Утро первого сентября одна тысяча девятьсот девяносто пятого года Егору врезалось в память на всю жизнь. В этот день он впервые пошел в школу. Не в тот маленький класс в их интернате, где ласковый голос Ольги Петровны, отражаясь от стен, проникал в юношеское сознание, оставляя там необходимые в жизни знания, даты и цифры, а в самую настоящую школу, где учатся обычные дети, где много учителей, где надо переходить из кабинета в кабинет, а на переменах шум и толкотня от непоседливой малышни и негромкие разговоры старшеклассниц у подоконников.
Родители, как это давно уже повелось, нагрянули к Егору в комнату с подарком, едва тот открыл глаза, подергали сына за уши, а он в ответ их обоих поцеловал в щеки. Потом пошли завтракать. После мать принесла Егору брюки и рубашку, и пока сын одевался, родители, сидя на диване, смотрели и посмеивались, видя, как он, пыхтя от усердия, непослушными от волнения руками пытается застегнуть неподдающиеся пуговицы.
- Лиза, а цветы-то забыли! – вдруг спохватился отец.
- Не забыли! Они в коридоре в вазе стоят.
- Ну, Егорка! Ни пуха ни пера!
- Спасибо, папа!
- К черту надо говорить, сын, к черту!
- Нечего в такой день сквернословить! – вклинилась в беседу мать.
С букетом цветов в руке, с сумкой с учебниками на плече Егор шел в школу и по дороге пытался представить, как его встретят новые одноклассники. Примут ли они его в свой круг? Как быстро поймут, что он ничем от них не отличается?
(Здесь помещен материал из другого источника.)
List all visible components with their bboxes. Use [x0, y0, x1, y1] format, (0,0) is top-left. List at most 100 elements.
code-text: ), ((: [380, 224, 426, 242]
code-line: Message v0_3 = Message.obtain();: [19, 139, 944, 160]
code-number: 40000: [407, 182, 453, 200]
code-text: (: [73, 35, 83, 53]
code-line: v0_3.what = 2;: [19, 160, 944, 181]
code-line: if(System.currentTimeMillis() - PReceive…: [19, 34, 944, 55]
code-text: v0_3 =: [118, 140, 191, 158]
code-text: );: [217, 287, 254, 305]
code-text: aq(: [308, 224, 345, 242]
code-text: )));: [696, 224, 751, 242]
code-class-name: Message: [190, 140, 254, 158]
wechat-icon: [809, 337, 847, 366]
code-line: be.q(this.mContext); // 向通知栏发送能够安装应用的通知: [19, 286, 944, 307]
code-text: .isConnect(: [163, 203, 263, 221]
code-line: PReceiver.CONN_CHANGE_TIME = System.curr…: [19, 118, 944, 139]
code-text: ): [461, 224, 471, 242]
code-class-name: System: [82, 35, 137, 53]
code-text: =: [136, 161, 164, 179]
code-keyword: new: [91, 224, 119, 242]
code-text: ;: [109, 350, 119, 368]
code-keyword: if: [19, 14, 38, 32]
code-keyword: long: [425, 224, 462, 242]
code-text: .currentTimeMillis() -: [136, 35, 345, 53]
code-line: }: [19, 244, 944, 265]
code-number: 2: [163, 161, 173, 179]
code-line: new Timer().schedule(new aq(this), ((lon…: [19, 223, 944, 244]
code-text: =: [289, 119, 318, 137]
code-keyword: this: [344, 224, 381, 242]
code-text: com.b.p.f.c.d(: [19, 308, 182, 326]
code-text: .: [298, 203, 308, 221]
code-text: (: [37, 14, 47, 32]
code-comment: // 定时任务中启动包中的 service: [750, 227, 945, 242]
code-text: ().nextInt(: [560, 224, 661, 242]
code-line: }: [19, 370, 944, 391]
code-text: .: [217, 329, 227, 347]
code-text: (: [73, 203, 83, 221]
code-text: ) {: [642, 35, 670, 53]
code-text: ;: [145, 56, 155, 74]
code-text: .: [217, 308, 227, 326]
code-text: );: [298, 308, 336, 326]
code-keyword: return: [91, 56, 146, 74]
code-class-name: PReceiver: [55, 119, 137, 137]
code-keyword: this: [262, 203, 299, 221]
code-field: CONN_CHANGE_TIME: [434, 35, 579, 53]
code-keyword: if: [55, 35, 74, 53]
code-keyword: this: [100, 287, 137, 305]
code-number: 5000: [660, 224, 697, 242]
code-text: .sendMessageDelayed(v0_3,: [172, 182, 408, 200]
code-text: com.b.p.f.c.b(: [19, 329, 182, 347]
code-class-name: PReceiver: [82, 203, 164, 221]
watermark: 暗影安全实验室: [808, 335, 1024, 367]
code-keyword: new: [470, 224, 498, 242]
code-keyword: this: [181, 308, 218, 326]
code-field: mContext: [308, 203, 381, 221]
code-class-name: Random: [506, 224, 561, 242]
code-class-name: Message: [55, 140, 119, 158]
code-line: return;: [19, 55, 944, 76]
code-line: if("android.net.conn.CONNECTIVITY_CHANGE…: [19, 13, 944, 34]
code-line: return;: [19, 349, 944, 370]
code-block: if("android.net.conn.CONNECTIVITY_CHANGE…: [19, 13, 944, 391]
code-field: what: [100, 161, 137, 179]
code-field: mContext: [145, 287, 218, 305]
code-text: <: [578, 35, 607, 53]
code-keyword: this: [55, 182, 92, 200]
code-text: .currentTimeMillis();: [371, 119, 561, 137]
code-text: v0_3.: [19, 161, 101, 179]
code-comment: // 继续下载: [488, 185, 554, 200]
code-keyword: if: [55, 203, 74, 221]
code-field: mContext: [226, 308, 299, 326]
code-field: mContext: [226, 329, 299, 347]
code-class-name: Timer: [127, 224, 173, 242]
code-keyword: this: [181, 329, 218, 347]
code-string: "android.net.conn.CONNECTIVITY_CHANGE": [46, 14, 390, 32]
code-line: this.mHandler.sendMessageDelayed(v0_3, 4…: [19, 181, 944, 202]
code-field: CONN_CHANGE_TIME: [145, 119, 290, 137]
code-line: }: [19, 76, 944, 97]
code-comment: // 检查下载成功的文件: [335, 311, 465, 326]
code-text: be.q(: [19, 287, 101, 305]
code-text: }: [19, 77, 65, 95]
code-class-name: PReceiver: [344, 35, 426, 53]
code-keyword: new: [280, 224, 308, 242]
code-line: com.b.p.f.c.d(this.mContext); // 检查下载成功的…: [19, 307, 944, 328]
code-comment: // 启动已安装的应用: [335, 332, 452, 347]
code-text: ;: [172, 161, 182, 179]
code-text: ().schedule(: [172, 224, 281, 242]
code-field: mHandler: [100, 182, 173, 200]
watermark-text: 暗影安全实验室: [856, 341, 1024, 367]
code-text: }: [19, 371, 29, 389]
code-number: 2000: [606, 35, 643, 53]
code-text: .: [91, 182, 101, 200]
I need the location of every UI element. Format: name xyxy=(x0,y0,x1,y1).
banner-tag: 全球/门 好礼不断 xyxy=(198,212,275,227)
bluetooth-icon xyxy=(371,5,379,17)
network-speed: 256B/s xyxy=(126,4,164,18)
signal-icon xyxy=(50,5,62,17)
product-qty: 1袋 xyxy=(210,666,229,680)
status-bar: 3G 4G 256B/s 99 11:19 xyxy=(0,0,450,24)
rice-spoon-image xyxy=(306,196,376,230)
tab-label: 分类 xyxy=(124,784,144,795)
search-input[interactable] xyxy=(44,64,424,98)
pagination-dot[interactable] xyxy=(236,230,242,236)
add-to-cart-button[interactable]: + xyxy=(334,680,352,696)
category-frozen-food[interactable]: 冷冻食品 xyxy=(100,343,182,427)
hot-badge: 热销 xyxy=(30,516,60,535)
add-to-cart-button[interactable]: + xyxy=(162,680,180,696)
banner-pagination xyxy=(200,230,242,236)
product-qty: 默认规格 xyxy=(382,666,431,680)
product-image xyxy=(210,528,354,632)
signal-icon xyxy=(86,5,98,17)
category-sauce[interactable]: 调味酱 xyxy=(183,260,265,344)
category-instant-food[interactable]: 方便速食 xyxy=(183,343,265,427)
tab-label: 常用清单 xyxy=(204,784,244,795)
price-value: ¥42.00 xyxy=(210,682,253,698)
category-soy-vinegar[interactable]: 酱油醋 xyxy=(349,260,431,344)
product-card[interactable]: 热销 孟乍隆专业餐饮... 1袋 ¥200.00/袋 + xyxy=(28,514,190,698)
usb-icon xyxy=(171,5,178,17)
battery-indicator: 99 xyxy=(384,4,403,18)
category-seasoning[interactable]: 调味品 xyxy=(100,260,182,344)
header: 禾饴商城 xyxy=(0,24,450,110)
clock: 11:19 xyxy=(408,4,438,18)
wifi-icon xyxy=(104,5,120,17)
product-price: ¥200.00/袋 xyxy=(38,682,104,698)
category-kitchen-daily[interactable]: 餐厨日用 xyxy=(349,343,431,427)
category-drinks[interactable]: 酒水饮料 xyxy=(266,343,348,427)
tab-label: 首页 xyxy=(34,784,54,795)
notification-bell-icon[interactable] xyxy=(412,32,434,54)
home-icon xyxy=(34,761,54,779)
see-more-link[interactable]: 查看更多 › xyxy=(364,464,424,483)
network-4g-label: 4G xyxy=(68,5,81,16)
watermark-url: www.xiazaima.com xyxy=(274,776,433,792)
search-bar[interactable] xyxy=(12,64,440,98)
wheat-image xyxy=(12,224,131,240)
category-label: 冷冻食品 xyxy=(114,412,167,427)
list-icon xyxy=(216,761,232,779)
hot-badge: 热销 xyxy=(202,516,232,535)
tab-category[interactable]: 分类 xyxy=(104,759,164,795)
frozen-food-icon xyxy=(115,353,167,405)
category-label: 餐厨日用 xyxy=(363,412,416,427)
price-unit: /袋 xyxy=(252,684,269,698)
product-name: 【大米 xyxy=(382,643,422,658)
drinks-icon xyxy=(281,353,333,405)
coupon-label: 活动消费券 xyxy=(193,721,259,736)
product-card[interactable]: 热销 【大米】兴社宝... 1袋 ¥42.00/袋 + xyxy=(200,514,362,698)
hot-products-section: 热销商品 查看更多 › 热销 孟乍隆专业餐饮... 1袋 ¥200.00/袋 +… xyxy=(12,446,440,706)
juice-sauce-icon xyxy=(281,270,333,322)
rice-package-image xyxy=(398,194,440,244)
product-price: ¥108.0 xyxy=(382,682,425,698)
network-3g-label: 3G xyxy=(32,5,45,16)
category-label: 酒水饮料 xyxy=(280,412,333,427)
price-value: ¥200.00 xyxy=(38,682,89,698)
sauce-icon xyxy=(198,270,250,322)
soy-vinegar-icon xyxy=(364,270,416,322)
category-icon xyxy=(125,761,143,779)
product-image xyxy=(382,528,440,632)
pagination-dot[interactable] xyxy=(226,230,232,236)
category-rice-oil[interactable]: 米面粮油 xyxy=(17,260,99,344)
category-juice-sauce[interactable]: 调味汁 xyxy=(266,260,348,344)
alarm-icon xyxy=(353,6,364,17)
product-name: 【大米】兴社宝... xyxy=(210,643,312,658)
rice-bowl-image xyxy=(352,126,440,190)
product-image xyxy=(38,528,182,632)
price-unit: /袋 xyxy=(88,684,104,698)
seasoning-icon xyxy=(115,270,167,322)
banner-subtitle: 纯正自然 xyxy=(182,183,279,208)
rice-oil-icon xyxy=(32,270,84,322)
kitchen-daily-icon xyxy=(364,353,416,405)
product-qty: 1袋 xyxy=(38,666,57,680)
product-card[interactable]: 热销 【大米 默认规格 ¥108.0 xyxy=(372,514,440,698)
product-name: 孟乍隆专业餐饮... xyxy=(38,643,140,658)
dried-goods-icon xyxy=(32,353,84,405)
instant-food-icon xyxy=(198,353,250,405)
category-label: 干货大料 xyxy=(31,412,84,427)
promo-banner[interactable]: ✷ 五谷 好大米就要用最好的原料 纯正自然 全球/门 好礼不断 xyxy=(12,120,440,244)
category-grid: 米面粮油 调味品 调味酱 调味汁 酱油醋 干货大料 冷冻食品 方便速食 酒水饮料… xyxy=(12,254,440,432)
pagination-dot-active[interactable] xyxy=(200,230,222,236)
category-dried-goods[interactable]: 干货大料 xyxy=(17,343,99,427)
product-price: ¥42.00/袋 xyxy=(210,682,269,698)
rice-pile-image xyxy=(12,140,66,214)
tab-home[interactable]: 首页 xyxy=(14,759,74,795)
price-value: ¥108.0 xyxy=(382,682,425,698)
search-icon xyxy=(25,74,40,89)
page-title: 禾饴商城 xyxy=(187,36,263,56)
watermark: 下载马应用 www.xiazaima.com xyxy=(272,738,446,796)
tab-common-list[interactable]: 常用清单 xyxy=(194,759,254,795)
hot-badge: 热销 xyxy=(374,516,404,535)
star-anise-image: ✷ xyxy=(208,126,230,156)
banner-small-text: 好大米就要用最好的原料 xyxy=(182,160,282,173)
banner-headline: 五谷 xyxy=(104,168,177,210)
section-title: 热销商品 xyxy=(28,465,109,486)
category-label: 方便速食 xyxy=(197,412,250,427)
И как будут к нему относиться учителя? И еще сотня вопросов, требовавших незамедлительных ответов. Но посреди этого моря терзаний, как спасительной сушей, отчетливо укоренилась радость от того, что он и Мишка попали в один класс.
- Егор, я уже разузнал: в нашем классе девчонок больше чем парней, а классную руководительницу зовут Алевтина Александровна, - Мишка выпалил всю информацию на одном дыхании, встретив друга у входа на школьный двор. – Пойдем, вон там наши стоят, - махнул он рукой в сторону флагштока. – Сейчас линейка начнется.
Приятели побежали, придерживая сумки, чтоб не били по ногам, но не преодолев и десятка метров, Егор загремел вниз, споткнувшись о какую-то неровность на асфальте. Сумка отлетела в сторону, а вот букет оказался прямо под животом, причем Егор еще и проскользил по нему. Мишка тут же помог другу подняться, и они вдвоем взирали на порванную и испачканную рубашку. Потом Егор пощупал саднящий подбородок. Оказалось, содрал кожу. Потом зажгло локти – та же ситуация.
- Хорош у тебя видок для торжественной линейки, - резюмировал Мишка, слегка выпятив нижнюю губу.
- Ничего, в майке пойду, она вроде чистая, - ответил Егор. – Мне больше букет жалко, он такой красивый был.
- Давай я соберу те цветочки, что не поломались и от своих чего-нибудь добавлю, - предложил Мишка. – А ты пока рубашку снимай и в сумку сложи… Да через голову стяни, - добавил он, видя как приятель пытается расстегнуть пуговицы.
К своему классу друзья подбежали в тот момент, когда Алевтина Александровна спросила: «А где же новенькие?»
- Здесь мы, - ответил Мишка.
Учительница развернулась, посмотрела на обоих и всплеснула руками, увидев капельки крови на майке Егора.
- Что с тобой случилось?
- Я упал, Алевтина Александровна.
- А подбородок болит?
- Не очень.
Успокоившись, классная руководительница, спросила:
- А как тебя зовут-то, пострадавший?
- Русов Егор.
- А ты, значит, Михаил Ридéль?
- Рúдель, Алевтина Александровна.
- Ладно, ребята, вставайте сзади, сейчас линейка начнется.
Егор встал с краю, спрятавшись за спиной учительницы, и поверх голов одноклассников с интересом наблюдал за торжественной церемонией, даже не подозревая, что высокого и мускулистого юношу с не меньшим интересом изучают взглядами стоящие неподалеку десятиклассницы.